King was involved in the statewide lawsuit last year that led to the overturn of Pennsylvania's COVID-19 school mask mandate. The state Supreme Court ruled that the Wolf administration did not have the legal authority to reimplement it.

City spokesperson Kevin Lessard did not comment on the lawsuit. But he cited a previous legal decision, saying "the courts once again confirmed that the city has both the legal authority and requisite flexibility to enact the precautionary measures necessary to control the spread of COVID-19."

Philly became the first major U.S. city to reimplement its COVID-19 indoor mask mandate in the wake of rising coronavirus infections and hospitalizations. The change was prompted by a series of metrics in the city's four-tier COVID-19 response level system.

As of Monday, Philly has moved back into the second level, dubbed Mask Precautions, which requires masks in all indoor settings and businesses. That includes schools and venues such as the Wells Fargo Center. COVID-19 vaccine or testing requirements are not in effect.

The city's COVID-19 infection rates and hospitalizations remain far lower than during previous peaks of the pandemic, but the health department adopted the response level system in February to stay ahead of possible surges and provide a set of transparent metrics that inform guidelines. 

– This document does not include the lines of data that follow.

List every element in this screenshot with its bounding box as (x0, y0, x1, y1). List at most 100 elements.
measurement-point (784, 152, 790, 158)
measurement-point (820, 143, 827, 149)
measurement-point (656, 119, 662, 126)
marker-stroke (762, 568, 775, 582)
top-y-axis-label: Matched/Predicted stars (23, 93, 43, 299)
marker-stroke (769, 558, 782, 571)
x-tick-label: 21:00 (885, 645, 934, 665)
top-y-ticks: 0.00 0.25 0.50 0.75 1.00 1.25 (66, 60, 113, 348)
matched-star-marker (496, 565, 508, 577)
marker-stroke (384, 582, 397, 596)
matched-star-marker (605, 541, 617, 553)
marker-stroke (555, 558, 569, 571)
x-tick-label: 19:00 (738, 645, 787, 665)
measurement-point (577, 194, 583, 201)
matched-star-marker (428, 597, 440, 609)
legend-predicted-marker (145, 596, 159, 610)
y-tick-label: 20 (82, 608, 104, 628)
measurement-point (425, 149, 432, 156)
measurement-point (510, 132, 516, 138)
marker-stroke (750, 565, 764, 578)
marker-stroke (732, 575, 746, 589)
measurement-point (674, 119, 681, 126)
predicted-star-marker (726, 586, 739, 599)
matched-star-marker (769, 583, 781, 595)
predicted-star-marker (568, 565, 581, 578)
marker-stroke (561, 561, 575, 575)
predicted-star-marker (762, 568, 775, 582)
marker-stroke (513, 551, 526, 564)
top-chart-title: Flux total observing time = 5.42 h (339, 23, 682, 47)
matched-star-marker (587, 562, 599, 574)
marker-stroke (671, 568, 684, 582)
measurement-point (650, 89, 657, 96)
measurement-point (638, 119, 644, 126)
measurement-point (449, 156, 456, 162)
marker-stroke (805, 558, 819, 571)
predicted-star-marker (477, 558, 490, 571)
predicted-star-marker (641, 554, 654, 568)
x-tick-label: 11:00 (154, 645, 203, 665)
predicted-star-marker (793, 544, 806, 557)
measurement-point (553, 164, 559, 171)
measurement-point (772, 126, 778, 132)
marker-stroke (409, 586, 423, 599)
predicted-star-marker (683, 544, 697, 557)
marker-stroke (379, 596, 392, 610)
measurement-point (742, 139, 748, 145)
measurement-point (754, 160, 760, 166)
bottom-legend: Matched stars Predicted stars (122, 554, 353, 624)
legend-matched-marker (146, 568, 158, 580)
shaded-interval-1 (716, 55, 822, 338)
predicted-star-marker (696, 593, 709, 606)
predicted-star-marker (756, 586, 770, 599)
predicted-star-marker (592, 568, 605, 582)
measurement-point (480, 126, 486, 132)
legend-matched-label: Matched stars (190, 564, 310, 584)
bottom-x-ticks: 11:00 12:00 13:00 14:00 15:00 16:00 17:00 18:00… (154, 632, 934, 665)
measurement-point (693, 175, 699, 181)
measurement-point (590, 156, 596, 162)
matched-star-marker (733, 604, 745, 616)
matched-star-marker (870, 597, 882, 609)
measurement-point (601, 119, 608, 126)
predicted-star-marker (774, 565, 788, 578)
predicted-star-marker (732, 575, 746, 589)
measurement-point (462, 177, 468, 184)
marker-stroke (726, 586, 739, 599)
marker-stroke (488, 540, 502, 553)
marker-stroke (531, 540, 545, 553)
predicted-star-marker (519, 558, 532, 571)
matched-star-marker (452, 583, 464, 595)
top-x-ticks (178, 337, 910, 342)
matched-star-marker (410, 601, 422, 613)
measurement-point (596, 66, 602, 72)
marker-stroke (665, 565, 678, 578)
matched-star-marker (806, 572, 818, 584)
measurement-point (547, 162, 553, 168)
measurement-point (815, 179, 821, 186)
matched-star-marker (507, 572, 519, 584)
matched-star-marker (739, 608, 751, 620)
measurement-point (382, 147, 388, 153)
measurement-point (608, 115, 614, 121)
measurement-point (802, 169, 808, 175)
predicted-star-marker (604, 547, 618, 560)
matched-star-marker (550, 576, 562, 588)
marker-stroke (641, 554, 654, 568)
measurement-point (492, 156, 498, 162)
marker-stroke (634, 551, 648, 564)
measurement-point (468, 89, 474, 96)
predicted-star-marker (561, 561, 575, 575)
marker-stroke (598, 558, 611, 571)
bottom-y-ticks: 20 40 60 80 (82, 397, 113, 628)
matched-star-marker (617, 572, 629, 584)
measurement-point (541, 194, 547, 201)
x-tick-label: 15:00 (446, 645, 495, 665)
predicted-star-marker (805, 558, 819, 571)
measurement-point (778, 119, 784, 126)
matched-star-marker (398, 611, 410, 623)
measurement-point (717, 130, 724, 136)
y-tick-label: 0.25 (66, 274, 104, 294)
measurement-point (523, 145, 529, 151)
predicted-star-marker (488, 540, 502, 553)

The city was averaging 183 new COVID-19 cases per day as of Thursday. There were 72 patients hospitalized due to COVID-19.

Philly can return to All Clear, the least restrictive tier, once average new infections per day drop below 100 and hospitalizations fall under 50. Case numbers also cannot increase by at least 50% over a 10-day period.

The CDC currently does not recommend masking in Philly, but the health department said the agency leaves room for the consideration of local conditions.

The city health department's policy changes comes as the BA.2 omicron variant has become the dominant coronavirus strain in the country, accounting for almost 86% of new cases, according to the CDC.

BA.2 is a more contagious omicron variant that spreads about 30% more easily and is believed to be more effective at evading the immune system, according to studies.

BA.2 already has caused a second wave of omicron cases across parts of Europe and became the dominant strain in South Africa, India and the Philippines. Scientists in the U.S. have been concerned that it could cause another spike in infections here because most states have dropped their COVID-19 restrictions.